Moody's cuts outlook for Indian power sector due to coronavirus-induced stress
Moody's Investors Service on Friday cut its outlook for the Indian power sector to negative as it expects power demand to drop at least four to five percent in fiscal 2021 due to slowing activity and policy actions amid coronavirus-induced pressure
New Delhi: Moody's Investors Service on Friday cut its outlook for the Indian power sector to negative as it expects power demand to drop at least four to five percent in fiscal 2021 due to slowing activity and policy actions amid coronavirus -induced pressure.
According to the agency, power demand in April slumped by over one-third of the usual demand during the month as the nationwide lockdown significantly reduced industrial and commercial activity.
“Moody’s Investors Service has changed its outlook for the Indian power sector to negative from stable on declining power demand, payment delays and an adverse impact from government measures that favour consumers over utility companies," the agency said in a statement.
Power demand will drop at least four-five percent in fiscal 2021 due to slowing activity and policy actions.

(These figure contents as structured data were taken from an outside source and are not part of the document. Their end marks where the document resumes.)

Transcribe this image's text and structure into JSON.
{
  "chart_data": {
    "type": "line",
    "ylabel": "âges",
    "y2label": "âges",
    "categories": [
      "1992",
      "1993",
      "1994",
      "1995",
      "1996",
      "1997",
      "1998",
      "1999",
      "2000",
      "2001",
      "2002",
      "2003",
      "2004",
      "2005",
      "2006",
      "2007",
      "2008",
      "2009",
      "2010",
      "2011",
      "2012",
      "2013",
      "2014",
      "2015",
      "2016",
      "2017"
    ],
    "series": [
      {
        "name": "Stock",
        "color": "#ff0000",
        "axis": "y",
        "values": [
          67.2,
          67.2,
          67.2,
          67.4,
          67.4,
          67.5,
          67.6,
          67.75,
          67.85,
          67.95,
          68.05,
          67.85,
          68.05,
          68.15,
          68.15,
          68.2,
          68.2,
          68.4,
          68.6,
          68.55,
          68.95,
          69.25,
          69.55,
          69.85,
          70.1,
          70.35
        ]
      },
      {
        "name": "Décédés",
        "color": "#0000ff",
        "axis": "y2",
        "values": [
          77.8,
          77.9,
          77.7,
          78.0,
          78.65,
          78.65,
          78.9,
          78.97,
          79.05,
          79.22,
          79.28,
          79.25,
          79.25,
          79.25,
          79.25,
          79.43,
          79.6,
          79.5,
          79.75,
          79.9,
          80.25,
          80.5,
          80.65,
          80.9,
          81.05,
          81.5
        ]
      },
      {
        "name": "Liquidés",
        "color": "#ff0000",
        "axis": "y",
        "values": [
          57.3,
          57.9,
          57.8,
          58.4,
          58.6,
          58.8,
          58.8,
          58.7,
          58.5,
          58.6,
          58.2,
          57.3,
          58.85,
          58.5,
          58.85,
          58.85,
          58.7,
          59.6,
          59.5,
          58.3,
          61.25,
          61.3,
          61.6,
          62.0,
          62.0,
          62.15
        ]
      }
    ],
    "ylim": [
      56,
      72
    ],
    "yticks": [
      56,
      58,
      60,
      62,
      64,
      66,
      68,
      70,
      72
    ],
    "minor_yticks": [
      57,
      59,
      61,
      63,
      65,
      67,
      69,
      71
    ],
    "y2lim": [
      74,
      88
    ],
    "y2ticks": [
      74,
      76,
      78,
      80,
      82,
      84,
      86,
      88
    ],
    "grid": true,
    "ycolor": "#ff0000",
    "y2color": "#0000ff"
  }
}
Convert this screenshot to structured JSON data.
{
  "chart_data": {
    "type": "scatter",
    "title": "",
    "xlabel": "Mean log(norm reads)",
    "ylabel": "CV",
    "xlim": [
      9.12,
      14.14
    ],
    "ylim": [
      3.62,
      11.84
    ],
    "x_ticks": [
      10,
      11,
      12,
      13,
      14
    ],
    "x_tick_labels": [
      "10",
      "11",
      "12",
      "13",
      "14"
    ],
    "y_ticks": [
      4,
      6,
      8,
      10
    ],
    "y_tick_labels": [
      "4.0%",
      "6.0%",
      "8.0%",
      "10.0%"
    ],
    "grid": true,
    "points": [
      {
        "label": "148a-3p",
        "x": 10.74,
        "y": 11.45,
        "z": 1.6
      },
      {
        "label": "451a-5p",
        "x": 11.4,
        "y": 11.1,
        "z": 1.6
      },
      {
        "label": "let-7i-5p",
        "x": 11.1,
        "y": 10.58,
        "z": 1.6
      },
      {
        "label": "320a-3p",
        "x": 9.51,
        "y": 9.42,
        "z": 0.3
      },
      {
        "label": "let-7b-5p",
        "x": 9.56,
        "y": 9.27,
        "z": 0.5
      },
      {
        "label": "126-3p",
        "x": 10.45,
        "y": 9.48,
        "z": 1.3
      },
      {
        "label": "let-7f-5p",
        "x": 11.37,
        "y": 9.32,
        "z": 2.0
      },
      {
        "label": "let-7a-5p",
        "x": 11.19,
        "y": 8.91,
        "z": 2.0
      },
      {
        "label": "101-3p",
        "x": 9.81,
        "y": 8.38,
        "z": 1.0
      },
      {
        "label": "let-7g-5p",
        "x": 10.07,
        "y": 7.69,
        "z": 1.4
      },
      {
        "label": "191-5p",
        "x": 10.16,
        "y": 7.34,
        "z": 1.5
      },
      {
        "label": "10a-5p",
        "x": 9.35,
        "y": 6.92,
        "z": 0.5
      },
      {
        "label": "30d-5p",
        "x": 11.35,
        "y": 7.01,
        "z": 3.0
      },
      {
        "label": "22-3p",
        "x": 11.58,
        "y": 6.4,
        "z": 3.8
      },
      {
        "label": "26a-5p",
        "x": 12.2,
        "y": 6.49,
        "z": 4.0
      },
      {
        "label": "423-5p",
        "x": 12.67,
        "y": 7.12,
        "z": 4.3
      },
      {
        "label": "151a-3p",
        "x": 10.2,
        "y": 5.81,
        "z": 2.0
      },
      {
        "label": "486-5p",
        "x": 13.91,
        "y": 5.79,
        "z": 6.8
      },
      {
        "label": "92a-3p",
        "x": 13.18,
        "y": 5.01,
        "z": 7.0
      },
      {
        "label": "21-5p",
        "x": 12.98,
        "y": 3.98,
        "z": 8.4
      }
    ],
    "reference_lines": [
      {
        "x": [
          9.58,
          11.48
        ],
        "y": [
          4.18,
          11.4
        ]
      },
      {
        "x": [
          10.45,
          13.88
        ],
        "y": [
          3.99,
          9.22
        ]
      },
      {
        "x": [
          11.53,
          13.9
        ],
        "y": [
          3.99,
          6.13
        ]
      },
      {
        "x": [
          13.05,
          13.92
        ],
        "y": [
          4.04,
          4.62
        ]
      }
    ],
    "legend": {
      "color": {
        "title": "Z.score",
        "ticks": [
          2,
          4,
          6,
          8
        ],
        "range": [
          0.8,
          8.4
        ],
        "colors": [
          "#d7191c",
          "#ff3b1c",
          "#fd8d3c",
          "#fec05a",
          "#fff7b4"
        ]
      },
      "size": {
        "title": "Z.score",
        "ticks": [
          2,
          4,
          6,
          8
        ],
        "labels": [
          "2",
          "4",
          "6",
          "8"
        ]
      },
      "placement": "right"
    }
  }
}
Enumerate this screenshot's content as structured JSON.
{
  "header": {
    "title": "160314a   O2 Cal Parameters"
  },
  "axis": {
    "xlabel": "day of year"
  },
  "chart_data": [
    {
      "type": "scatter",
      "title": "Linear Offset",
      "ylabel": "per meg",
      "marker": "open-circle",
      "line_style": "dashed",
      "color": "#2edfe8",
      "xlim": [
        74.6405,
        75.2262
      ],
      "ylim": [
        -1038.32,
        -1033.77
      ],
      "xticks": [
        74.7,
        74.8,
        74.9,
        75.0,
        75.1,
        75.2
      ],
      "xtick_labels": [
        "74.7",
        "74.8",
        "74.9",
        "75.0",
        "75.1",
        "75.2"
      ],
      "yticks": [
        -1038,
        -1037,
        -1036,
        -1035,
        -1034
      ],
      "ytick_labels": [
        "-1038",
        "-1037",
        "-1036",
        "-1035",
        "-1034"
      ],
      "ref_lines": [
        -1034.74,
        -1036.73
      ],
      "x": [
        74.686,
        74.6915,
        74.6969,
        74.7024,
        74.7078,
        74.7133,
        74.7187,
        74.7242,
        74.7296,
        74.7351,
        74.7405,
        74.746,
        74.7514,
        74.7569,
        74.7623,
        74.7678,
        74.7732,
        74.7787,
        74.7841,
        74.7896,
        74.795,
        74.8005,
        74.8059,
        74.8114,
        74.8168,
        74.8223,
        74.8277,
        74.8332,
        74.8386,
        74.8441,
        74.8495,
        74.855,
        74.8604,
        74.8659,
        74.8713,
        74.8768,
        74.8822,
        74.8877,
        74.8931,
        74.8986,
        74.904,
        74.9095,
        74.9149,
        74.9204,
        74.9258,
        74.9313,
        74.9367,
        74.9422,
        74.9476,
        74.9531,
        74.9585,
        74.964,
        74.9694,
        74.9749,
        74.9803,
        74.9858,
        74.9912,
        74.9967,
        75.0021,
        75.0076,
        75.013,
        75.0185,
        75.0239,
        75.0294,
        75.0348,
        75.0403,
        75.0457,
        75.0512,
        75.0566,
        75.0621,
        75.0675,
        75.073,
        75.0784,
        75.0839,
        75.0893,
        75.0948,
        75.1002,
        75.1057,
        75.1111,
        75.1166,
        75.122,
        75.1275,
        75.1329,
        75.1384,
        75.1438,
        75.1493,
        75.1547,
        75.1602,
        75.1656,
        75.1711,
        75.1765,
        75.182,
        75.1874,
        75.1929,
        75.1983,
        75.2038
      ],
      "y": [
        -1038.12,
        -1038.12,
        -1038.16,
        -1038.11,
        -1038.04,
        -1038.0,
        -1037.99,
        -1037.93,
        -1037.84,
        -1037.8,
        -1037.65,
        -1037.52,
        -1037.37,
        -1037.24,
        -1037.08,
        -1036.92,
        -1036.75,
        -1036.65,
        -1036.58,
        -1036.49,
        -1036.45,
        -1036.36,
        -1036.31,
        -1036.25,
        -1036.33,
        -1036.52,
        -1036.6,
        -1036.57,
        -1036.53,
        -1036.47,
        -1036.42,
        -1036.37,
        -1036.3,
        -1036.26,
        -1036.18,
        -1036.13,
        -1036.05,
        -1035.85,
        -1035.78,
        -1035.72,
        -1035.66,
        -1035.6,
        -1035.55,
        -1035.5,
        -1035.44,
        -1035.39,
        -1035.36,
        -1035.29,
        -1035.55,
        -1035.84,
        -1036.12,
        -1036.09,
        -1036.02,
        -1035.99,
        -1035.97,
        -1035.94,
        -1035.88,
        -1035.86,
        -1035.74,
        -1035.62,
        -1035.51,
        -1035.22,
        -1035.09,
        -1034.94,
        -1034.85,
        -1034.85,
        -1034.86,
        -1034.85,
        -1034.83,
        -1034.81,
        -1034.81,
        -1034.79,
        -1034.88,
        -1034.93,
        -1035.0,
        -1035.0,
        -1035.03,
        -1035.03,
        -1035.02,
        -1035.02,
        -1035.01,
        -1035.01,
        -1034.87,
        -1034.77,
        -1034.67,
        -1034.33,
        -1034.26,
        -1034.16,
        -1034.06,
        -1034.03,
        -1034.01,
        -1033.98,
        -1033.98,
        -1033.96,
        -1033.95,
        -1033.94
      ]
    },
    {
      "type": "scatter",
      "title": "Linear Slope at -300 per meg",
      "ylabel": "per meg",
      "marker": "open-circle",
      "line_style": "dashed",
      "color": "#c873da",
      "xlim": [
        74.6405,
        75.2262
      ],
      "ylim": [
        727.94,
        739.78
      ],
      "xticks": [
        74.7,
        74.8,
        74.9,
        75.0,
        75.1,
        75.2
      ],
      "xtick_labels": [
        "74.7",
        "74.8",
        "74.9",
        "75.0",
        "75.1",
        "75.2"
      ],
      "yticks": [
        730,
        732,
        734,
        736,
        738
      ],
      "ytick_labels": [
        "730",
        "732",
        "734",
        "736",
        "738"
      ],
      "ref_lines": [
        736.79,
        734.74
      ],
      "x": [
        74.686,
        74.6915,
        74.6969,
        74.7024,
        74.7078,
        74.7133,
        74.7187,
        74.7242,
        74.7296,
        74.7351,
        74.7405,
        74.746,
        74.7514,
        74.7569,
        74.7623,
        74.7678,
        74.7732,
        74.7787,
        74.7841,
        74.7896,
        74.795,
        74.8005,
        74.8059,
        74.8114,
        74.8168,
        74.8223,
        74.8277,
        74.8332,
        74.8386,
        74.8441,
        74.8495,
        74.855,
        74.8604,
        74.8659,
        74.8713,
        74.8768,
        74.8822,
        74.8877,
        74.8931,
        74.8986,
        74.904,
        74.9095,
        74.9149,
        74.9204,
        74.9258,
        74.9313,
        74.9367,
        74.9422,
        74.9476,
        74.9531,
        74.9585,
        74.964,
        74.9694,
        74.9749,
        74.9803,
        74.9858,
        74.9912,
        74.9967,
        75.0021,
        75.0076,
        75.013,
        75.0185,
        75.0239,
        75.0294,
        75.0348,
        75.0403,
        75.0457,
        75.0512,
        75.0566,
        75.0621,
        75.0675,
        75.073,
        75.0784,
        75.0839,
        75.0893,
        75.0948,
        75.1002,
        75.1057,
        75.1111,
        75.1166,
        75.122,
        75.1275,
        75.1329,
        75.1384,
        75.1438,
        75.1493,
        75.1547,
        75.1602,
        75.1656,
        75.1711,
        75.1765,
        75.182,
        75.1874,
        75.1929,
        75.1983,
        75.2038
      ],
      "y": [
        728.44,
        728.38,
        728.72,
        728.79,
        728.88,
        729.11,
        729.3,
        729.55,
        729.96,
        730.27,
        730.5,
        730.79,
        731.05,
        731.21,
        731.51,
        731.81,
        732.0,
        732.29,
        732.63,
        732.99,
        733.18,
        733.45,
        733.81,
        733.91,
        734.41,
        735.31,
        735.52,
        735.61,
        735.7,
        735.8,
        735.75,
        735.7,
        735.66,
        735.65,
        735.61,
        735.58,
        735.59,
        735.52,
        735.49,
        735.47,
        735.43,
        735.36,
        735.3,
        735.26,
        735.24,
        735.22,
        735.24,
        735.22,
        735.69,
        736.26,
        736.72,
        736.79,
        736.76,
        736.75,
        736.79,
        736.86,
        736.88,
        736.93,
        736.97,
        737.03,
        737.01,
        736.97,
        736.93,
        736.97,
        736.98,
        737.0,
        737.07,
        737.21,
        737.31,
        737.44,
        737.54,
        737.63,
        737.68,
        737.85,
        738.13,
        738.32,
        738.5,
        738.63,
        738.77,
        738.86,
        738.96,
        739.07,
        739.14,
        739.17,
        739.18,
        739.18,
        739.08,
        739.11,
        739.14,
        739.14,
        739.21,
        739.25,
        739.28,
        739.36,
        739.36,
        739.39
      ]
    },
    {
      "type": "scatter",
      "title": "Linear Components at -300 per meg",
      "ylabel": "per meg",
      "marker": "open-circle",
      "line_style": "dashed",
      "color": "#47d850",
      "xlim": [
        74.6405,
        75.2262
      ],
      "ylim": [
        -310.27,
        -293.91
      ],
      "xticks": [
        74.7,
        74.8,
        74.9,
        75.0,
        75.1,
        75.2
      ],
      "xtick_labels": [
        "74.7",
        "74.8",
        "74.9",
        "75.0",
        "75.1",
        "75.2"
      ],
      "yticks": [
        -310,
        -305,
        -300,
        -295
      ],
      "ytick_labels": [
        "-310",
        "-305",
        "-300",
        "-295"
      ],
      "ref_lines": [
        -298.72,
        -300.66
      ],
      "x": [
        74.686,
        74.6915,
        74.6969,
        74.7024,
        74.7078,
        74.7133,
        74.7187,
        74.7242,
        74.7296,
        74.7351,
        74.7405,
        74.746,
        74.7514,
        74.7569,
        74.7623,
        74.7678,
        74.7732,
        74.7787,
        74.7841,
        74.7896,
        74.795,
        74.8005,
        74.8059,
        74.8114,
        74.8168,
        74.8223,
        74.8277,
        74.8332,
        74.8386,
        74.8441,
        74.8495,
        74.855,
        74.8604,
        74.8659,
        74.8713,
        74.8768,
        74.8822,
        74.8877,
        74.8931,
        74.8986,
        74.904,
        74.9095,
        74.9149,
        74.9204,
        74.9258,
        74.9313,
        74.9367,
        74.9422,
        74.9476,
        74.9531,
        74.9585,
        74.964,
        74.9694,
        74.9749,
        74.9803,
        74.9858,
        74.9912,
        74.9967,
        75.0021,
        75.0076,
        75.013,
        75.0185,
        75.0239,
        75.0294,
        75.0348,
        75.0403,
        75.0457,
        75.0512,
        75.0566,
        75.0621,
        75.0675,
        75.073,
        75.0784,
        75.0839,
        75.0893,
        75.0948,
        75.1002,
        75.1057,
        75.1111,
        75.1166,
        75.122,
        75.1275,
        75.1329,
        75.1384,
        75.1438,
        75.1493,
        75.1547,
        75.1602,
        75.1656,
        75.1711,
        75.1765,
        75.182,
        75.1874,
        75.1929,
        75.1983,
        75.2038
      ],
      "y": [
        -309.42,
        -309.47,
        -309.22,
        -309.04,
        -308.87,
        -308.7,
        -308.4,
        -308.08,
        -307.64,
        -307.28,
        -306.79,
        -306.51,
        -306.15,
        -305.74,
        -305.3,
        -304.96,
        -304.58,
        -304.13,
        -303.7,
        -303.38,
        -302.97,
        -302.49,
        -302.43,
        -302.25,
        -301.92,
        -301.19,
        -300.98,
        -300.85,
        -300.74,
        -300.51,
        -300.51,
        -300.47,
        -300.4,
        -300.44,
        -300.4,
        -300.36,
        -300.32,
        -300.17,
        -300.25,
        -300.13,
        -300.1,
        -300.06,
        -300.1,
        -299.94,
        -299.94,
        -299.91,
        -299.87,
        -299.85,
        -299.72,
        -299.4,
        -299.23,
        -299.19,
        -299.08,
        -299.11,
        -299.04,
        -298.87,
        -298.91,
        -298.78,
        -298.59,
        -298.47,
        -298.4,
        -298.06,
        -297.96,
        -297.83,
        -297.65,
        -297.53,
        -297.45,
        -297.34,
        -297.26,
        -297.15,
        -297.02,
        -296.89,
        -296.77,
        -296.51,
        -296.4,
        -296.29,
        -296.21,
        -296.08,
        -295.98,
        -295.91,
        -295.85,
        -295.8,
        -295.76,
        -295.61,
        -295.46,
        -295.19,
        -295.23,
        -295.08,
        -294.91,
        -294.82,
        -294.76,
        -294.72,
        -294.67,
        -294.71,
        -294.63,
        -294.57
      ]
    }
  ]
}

Companies are vulnerable to policy moves and payment delays from state-owned distributors, it noted.
Further, state-owned distribution companies that rely on subsidies could delay making payments to power companies as the government is likely to pivot subsidies towards social and healthcare spending amid efforts to contain the outbreak, said Abhishek Tyagi, a Moody’s Vice President and Senior Analyst.
“While most of our rated issuers can absorb a degree of increased payment delays, some companies could experience stressed liquidity,” Tyagi added.
The government’s measures to reduce the economic impact of coronavirus on consumers, such as prohibiting companies from curtailing power for unpaid dues, might cause a weakening in the credit profiles of power producers and transmission companies, the agency said.
Maintaining liquidity buffers will be key for companies’ credit profiles. Central government-owned utilities are better placed amid weakening demand and delayed payments, whereas rated renewable energy companies are more vulnerable given their moderate to high financial leverage, it added.